Conclusion and Recommendations

Deploying LLMs locally has opened up a world of possibilities for developers and enthusiasts. We’ve discussed Ollama and LM Studio – two excellent tools that make local AI accessible. To recap some guidance on choosing between them:

- Choose LM Studio if you want a plug-and-play AI chat experience with a friendly GUI. It’s perfect for beginners or those who prefer not to tinker with command lines. You get quick setup, easy model downloads, and a nice chat interface for interactions. This might be best for someone who just wants an “offline ChatGPT” for personal use, note-taking, or idea generation without fussing over configurations.
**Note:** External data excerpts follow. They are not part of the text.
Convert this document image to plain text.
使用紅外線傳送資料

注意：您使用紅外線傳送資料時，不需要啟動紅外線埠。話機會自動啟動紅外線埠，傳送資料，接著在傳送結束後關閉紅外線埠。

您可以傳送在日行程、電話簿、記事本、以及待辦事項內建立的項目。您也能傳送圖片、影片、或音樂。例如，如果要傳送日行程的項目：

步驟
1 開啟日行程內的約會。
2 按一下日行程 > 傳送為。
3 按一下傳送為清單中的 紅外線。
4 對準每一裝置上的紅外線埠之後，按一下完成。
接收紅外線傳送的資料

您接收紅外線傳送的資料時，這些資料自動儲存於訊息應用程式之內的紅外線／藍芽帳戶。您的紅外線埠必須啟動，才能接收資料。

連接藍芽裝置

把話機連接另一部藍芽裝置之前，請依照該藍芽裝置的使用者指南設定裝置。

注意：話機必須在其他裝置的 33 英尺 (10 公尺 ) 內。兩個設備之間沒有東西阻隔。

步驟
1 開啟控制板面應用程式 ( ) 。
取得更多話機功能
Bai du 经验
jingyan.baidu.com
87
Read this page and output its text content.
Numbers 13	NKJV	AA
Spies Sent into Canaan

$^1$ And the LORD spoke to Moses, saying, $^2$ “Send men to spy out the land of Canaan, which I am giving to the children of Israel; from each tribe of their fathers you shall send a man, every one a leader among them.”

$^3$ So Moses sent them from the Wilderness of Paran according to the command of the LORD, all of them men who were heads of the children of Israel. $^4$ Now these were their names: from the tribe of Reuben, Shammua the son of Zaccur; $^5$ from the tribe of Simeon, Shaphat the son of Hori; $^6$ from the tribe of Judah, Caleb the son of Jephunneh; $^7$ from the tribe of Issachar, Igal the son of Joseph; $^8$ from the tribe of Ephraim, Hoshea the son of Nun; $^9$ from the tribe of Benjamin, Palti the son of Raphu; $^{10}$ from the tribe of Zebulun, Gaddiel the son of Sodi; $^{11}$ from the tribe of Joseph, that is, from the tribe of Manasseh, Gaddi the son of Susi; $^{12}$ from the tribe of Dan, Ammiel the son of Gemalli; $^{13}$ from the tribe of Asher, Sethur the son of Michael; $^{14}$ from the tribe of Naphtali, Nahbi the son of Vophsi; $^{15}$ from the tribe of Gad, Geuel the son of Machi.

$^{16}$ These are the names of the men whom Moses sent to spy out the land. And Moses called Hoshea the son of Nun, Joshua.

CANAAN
It’s also a convenient way to demo LLM capabilities to non-technical users (since it feels like a normal app).

- Choose Ollama if you want more control, automation, or integration. Developers and power users will appreciate its flexibility – you can script it, run it headless on a server, integrate the local LLM into your own apps via the API, and fine-tune model behavior with Modelfiles . If you’re comfortable with a terminal and want to customize how the AI works (beyond what a GUI allows), Ollama is a better fit. It’s also lightweight if you intend to run background AI services continuously.

Finally, remember that the LLM itself (the model you choose) is as important as the tool. Spend time finding a model that suits your task – whether it’s a concise summarizer or a creative storyteller – and fits your hardware. Both Ollama and LM Studio make it easy to swap models, so you’re not locked in. The ecosystem of open-source models is growing rapidly, which means running a powerful AI on your own device is only getting easier and more common.

In summary, deploying LLMs locally with these tools gives you the best of both worlds: AI capabilities similar to cloud services, but with privacy, control, and zero ongoing cost. Whether you go with a command-line power tool like Ollama or a user-friendly app like LM Studio, you’ll be joining the cutting edge of local AI development. Happy experimenting, and enjoy your new personal AI running right on your machine!